Embora os novos tratamentos para estes casos sejam seguros e eficazes, nem todos os doentes têm acesso aos mesmo. Porquê? O que pode ou deve melhorar neste sentido?
Em Portugal, temos já vários doentes com formas mais graves a beneficiarem desta inovação terapêutica através do Serviço Nacional de Saúde (SNS). Só na Consulta Multidisciplinar de Dermatite Atópica do Serviço de Dermatologia do Hospital de Santo António dos Capuchos serão perto de 250 doentes. Contudo, nem todos os hospitais do SNS dispõem de recursos humanos suficientes para criar este tipo de consultas e nem todas as áreas geográficas têm acessibilidade adequada ao SNS (há centros hospitalares que não dispõem sequer de Serviço de Dermatologia). Para combater esta iniquidade de acesso à inovação terapêutica, algumas soluções poderiam passar pelo estabelecimento de protocolos e/ou redes de referenciação entre centros hospitalares e alargar a acessibilidade aos prestadores privados, para que esta inovação terapêutica possa chegar a quem dela precisa para melhorar a sua qualidade de vida.
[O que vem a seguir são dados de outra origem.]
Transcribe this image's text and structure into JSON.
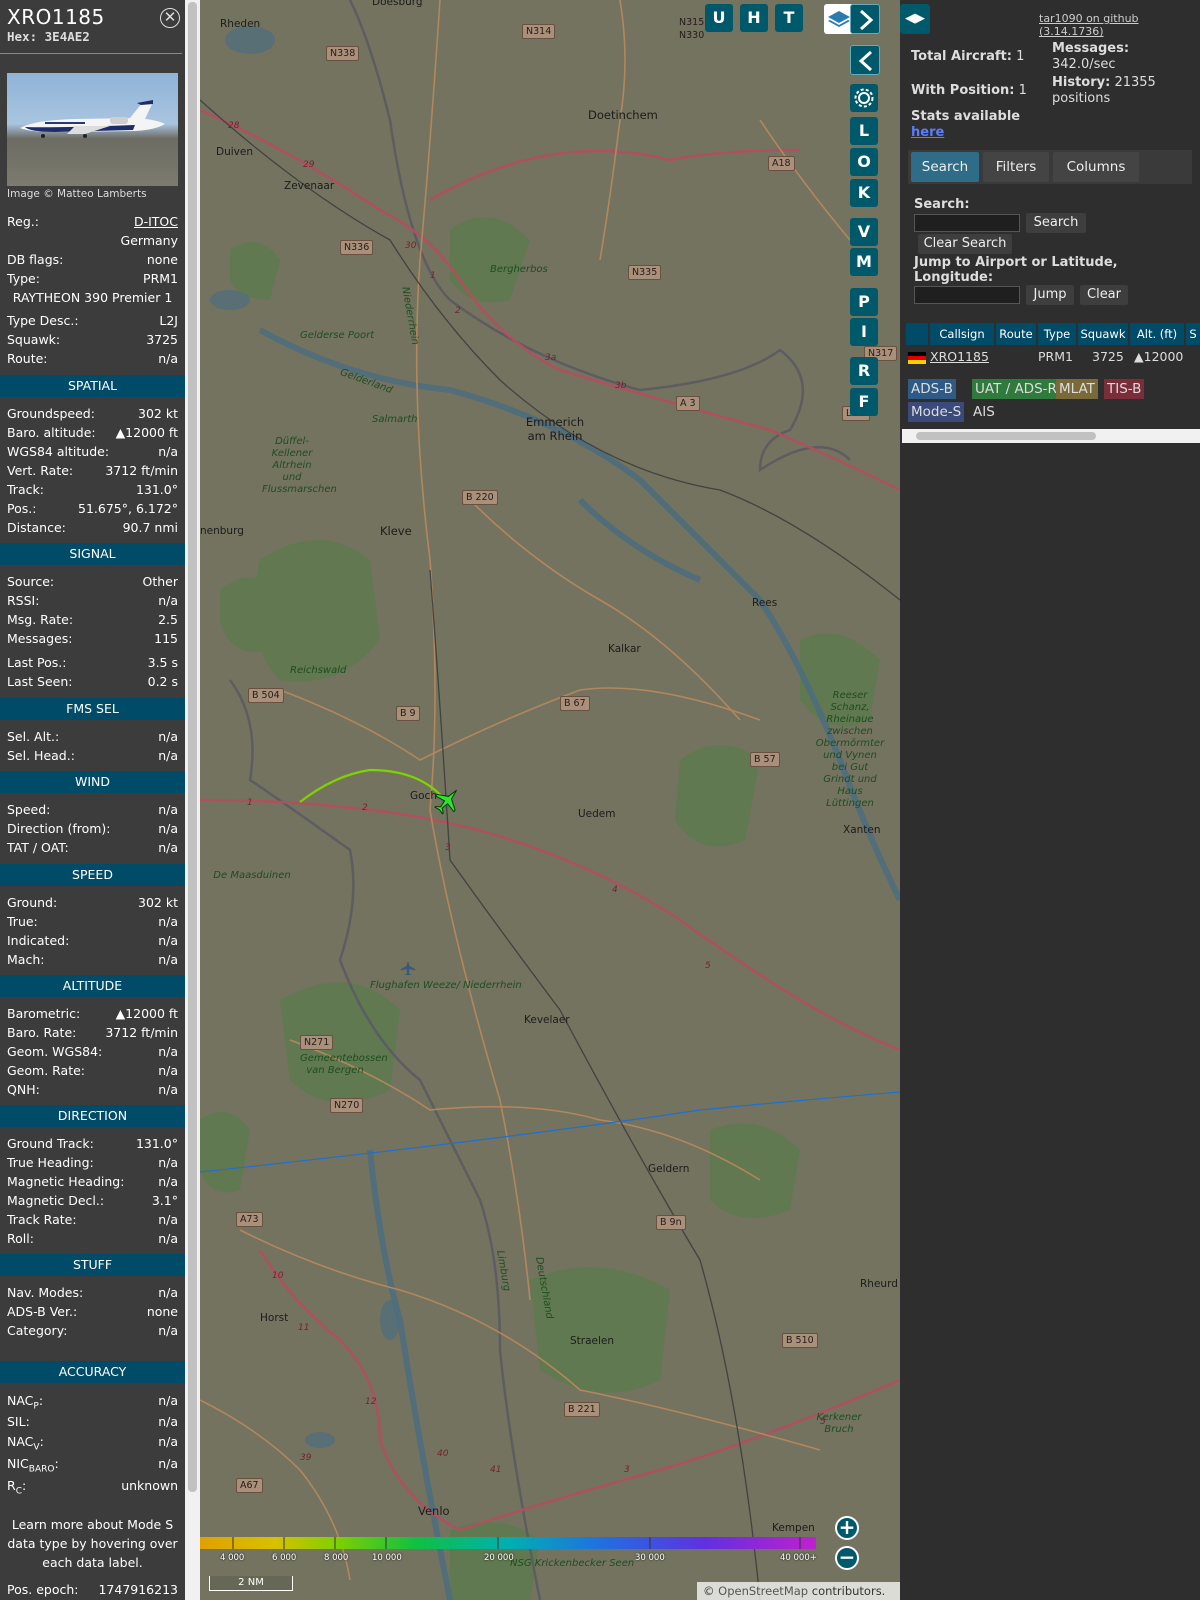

No âmbito do Dia Mundial da Dermatite Atópica, que recomendações gostaria de deixar?
Gostaria sobretudo de deixar uma mensagem de esperança. A Dermatite Atópica tem um impacto muito significativo na qualidade de vida e muitos doentes desistiram de procurar ajuda, frustrados com a desvalorização da doença e com a ineficácia dos tratamentos previamente disponíveis. Muitos andavam de “corticosteroide em corticosteroide”, inclusive orais ou injetáveis, com todos os efeitos adversos associados a esta abordagem.
Felizmente, hoje temos várias alternativas terapêuticas inovadoras, mais seletivas para os mecanismos da doença e mais eficazes, com um perfil de segurança robusto. Se têm dermatite atópica ou conhece quem tenha, saiba que há tratamento. Não hesite em pedir ajuda ao seu dermatologista.